Click on image for this report and other community engagement resources from the Annenberg Institute
As Robert Godfrey noted recently, The Madison Metropolitan School District has been remiss in sending Board of Education agenda updates to those of us who have requested them. No agendas for the Monday, March 2 meetings reached my mailbox (it is on the web site and I’ve posted it here). The last agenda I received was for December 1, 2008. By my count that makes seven sets of meetings in a row without agendas being sent.
I believe that the elected and appointed leadership of MMSD are sincere in their expressed desires for more and better community engagement. Yet I am confounded by the continued lack of attention to details like this.
Some portion of the community responded to the offer of regular Board of Education agendas and updates via email, indicating a great degree of interest and engagement. Instead of satisfying this interest and building on this engagement, the district has only sporadically fulfilled their promise.
In discussions of community engagement, I’ve heard some (not all) Board members give sneering comments about seeing and hearing from the same people week after week. I’m one of those people and I can tell the Board that by treating those already engaged in this manner — belittling our interest, neglecting to send the requested agendas, failing to respond to emails… –, you give others little or no reason to engage.
Here are some simple, off the top of my head suggestions to improve communication and engagement.

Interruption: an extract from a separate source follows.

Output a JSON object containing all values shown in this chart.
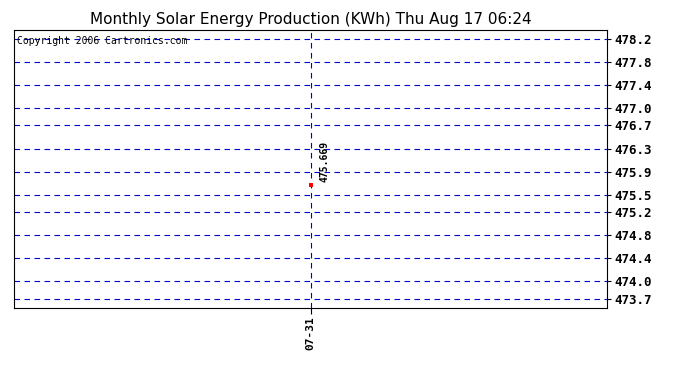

- Send the agendas to those who have requested them.
- Archive the agendas and related documents in an easily accessible manner (posting the related documents was a huge move forward, but once the next set of items is posted the old ones are almost impossible to find).
- Approve and post meeting minutes in a timely fashion (this has been hit-or-miss, the last regular meeting minutes posted are from January 12, the last special open session are for November 10, the meetings of the new committees appear to be up-to date).
- Respond to emails, even if only with an auto-reply.
- Consider engaging in dialogue with those who testify on agenda items (the Board used to do this on occasion, other local bodies do it all the time, it has been a long time since I’ve seen it happen with the School Board; it would be illegal to have a dialogue on non-agenda items).
I want to applaud the initiatives to improve communication like assigning Board members to sets of schools, holding more meetings in more locations and even the new governance structure that all-but-guarantees at least one week between an item being introduced via a committee and that item being voted on by the Board as a whole. These are good, but they are no substitute for taking care of the most basic things. I want my agendas.
Clarification – Whenever I have made specific requests to MMSD staff for information, they have been great about responding and providing that information (if possible) in a timely fashion. This isn’t about that, it is about the list advertised at the top of the Current Agendas page: “You can get BOE Agendas delivered directly to your e-mail inbox“ and more generally about communication and openness.